La déjà longue histoire de l’adoption de l’engrais cacao et celle plus récente de la fertilisation organique en Côte d’Ivoire démontre la capacité d’innovation « boserupienne » des planteurs villageois, en interaction avec le marché et les dynamiques sociales, notamment des réseaux des planteurs d’origine burkinabé. Au cours des années 1990/2000, les engrais avaient contribué à remonter les rendements et à sauver la boucle du cacao de Soubré, sans que l’Industrie du chocolat en prenne conscience.

Au tournant des années 2000/10, les planteurs innovent vers des fumures animales et résidus de cultures, toujours sans aide des politiques publiques et de l’industrie du chocolat. Croyant apporter des « bonnes pratiques agricoles » aux planteurs qui les connaissent déjà, celles-ci accumulent les retards sur les innovations paysannes. Ces structures ne savent pas encore construire du conseil (et encore moins des normes) avec les planteurs, qui en savent souvent plus que ceux qui les conseillent.

La hausse du prix au producteur d’octobre 2015, cohérente avec une hausse anticipée du cours mondial, devrait être suivie d’un net rebond de la consommation d’engrais en 2016, annonçant un second cycle d’adoption de l’engrais, sur la période 2015-2030, avec la possibilité d’arriver très vite à 100.000 tonnes. Mais la Côte d’Ivoire sera encore très loin de ses besoins en fertilisation cacaoyère, de plusieurs centaines de milliers de tonnes.

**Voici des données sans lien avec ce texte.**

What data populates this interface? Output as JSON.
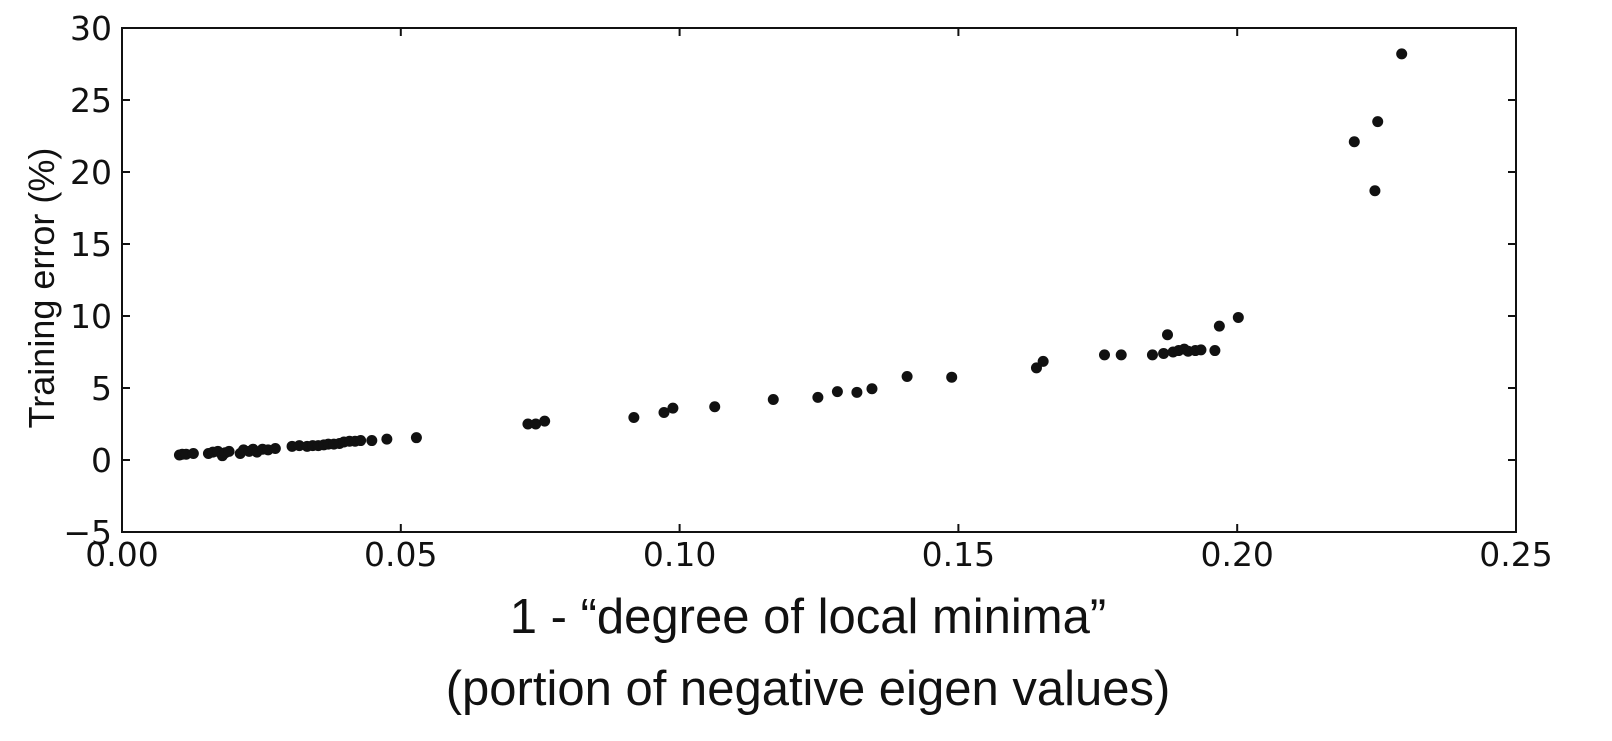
{
  "chart_data": {
    "type": "scatter",
    "title": "",
    "xlabel": "1 - “degree of local minima”",
    "xlabel_sub": "(portion of negative eigen values)",
    "ylabel": "Training error (%)",
    "xlim": [
      0.0,
      0.25
    ],
    "ylim": [
      -5,
      30
    ],
    "grid": false,
    "x_ticks": [
      0.0,
      0.05,
      0.1,
      0.15,
      0.2,
      0.25
    ],
    "x_tick_labels": [
      "0.00",
      "0.05",
      "0.10",
      "0.15",
      "0.20",
      "0.25"
    ],
    "y_ticks": [
      -5,
      0,
      5,
      10,
      15,
      20,
      25,
      30
    ],
    "y_tick_labels": [
      "−5",
      "0",
      "5",
      "10",
      "15",
      "20",
      "25",
      "30"
    ],
    "marker_color": "#111111",
    "points": [
      {
        "x": 0.0103,
        "y": 0.35
      },
      {
        "x": 0.0108,
        "y": 0.4
      },
      {
        "x": 0.0115,
        "y": 0.4
      },
      {
        "x": 0.0128,
        "y": 0.45
      },
      {
        "x": 0.0155,
        "y": 0.45
      },
      {
        "x": 0.0163,
        "y": 0.55
      },
      {
        "x": 0.0172,
        "y": 0.6
      },
      {
        "x": 0.018,
        "y": 0.3
      },
      {
        "x": 0.0185,
        "y": 0.5
      },
      {
        "x": 0.0192,
        "y": 0.6
      },
      {
        "x": 0.0212,
        "y": 0.45
      },
      {
        "x": 0.0218,
        "y": 0.7
      },
      {
        "x": 0.0228,
        "y": 0.6
      },
      {
        "x": 0.0235,
        "y": 0.75
      },
      {
        "x": 0.0242,
        "y": 0.55
      },
      {
        "x": 0.0252,
        "y": 0.75
      },
      {
        "x": 0.0262,
        "y": 0.7
      },
      {
        "x": 0.0275,
        "y": 0.8
      },
      {
        "x": 0.0305,
        "y": 0.95
      },
      {
        "x": 0.0318,
        "y": 1.0
      },
      {
        "x": 0.0332,
        "y": 0.95
      },
      {
        "x": 0.0342,
        "y": 1.0
      },
      {
        "x": 0.0352,
        "y": 1.0
      },
      {
        "x": 0.0362,
        "y": 1.05
      },
      {
        "x": 0.037,
        "y": 1.1
      },
      {
        "x": 0.038,
        "y": 1.1
      },
      {
        "x": 0.039,
        "y": 1.15
      },
      {
        "x": 0.0398,
        "y": 1.25
      },
      {
        "x": 0.0408,
        "y": 1.3
      },
      {
        "x": 0.0418,
        "y": 1.3
      },
      {
        "x": 0.0428,
        "y": 1.35
      },
      {
        "x": 0.0448,
        "y": 1.35
      },
      {
        "x": 0.0475,
        "y": 1.45
      },
      {
        "x": 0.0528,
        "y": 1.55
      },
      {
        "x": 0.0728,
        "y": 2.5
      },
      {
        "x": 0.0742,
        "y": 2.5
      },
      {
        "x": 0.0758,
        "y": 2.7
      },
      {
        "x": 0.0918,
        "y": 2.95
      },
      {
        "x": 0.0972,
        "y": 3.3
      },
      {
        "x": 0.0988,
        "y": 3.6
      },
      {
        "x": 0.1063,
        "y": 3.7
      },
      {
        "x": 0.1168,
        "y": 4.2
      },
      {
        "x": 0.1248,
        "y": 4.35
      },
      {
        "x": 0.1283,
        "y": 4.75
      },
      {
        "x": 0.1318,
        "y": 4.7
      },
      {
        "x": 0.1345,
        "y": 4.95
      },
      {
        "x": 0.1408,
        "y": 5.8
      },
      {
        "x": 0.1488,
        "y": 5.75
      },
      {
        "x": 0.164,
        "y": 6.4
      },
      {
        "x": 0.1652,
        "y": 6.85
      },
      {
        "x": 0.1762,
        "y": 7.3
      },
      {
        "x": 0.1792,
        "y": 7.3
      },
      {
        "x": 0.1848,
        "y": 7.3
      },
      {
        "x": 0.1868,
        "y": 7.4
      },
      {
        "x": 0.1875,
        "y": 8.7
      },
      {
        "x": 0.1885,
        "y": 7.5
      },
      {
        "x": 0.1895,
        "y": 7.6
      },
      {
        "x": 0.1905,
        "y": 7.7
      },
      {
        "x": 0.1912,
        "y": 7.55
      },
      {
        "x": 0.1925,
        "y": 7.6
      },
      {
        "x": 0.1935,
        "y": 7.65
      },
      {
        "x": 0.196,
        "y": 7.6
      },
      {
        "x": 0.1968,
        "y": 9.3
      },
      {
        "x": 0.2002,
        "y": 9.9
      },
      {
        "x": 0.221,
        "y": 22.1
      },
      {
        "x": 0.2247,
        "y": 18.7
      },
      {
        "x": 0.2252,
        "y": 23.5
      },
      {
        "x": 0.2295,
        "y": 28.2
      }
    ]
  }
}
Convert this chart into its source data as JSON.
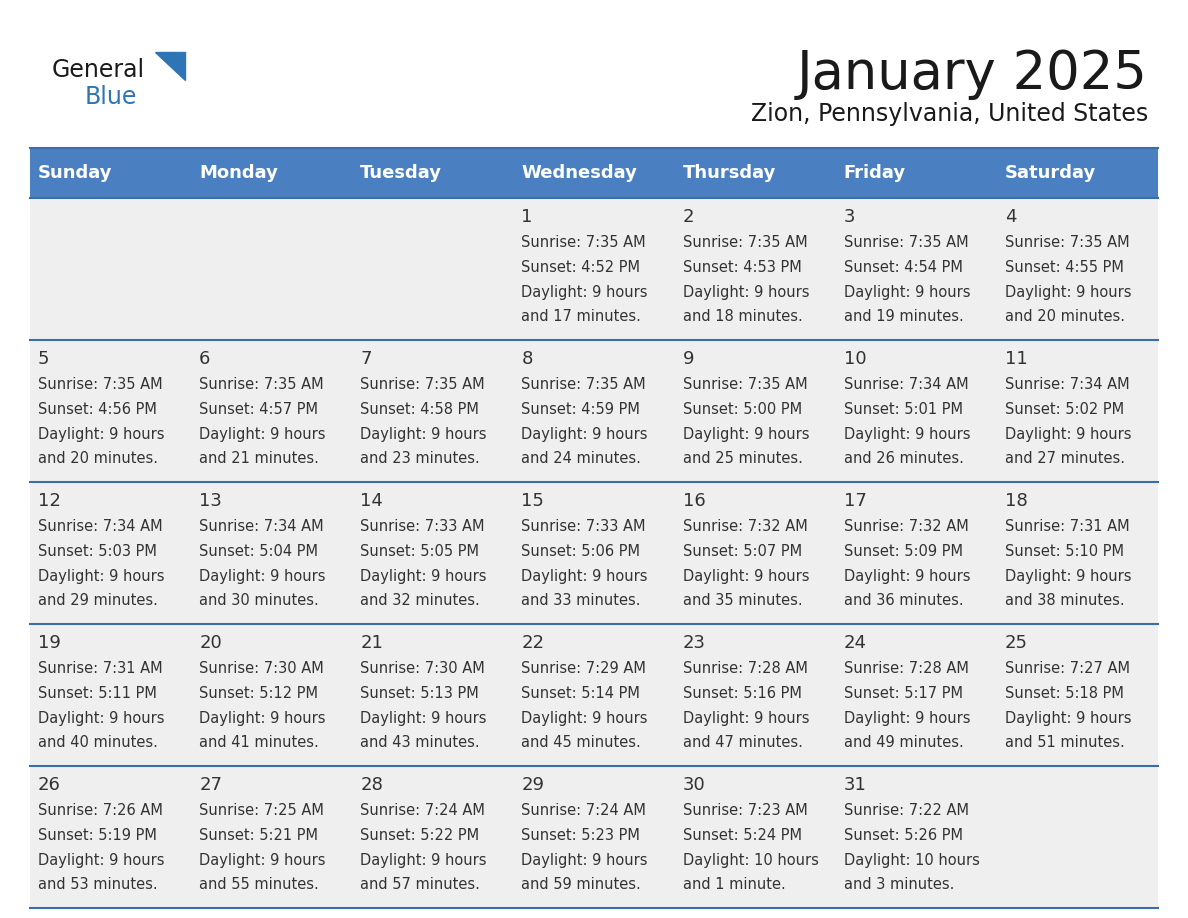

Ne serait-ce que pour cette raison, le changement amorcé avec la fiente de poulet et la diversification croissante des fumures animales et résidus de récolte semble irréversible. Mais l’adoption massive de la fiente dans les régions de l’Ouest conduit à de nouvelles hypothèses de recherche : les premières observations de l’impact de la fiente sur les rendements en cacao sont très positives et cohérentes avec son adoption massive dans l’Ouest du pays (Ruf et Kiendré, 2016 a et b) ; En revanche, selon plusieurs planteurs de Soubré, comparé aux années 1990, la réponse des cacaoyers aux engrais chimiques s’affaiblirait dans les années 2010 ; pour quelles raisons ? Certainement des cacaoyers plus âgés dans le sud-ouest et une « usure » des sols accentuée, peut-être une baisse de qualité des engrais (par contrefaçon, ou aussi par les fabricants pour réduire le prix des sacs ?) et probablement le changement climatique, comme en témoigne encore la sécheresse de 2015. L’hypothèse corollaire serait donc le caractère incontournable des fumures animales et résidus de récolte, notamment pour augmenter les taux de matière organique dans le sol et aider les cacaoyers à mieux résister aux sécheresses. L’enjeu économique et social de ces nouvelles hypothèses implique un gros effort de recherche dans les années à venir. Mais quel que soit son prix, on peut déjà affirmer que l’engrais chimique ne suffira pas à assurer la fertilisation des cacaoyères en Côte d’Ivoire.


Remerciements

Quelques trente-cinq ans d’observations ont permis de très belles rencontres avec de nombreux planteurs, pionniers, innovateurs, que nous tenons de remercier avec cet article qui leur est dédié. Je n’oublie pas les « pionniers de l’observation » comme Georges Konan avec qui nous avons « arpenté » les plantations dès 1980 et Josué Kiendré depuis 2000. Au plan de la rédaction, un grand merci à Pierre-Yves Le Gal, George Serpantié et Hervé Saint-Macary pour leurs relectures attentives ayant permis une nette amélioration de l’article. Mais les éventuelles erreurs d’analyse sont de la seule responsabilité de l’auteur.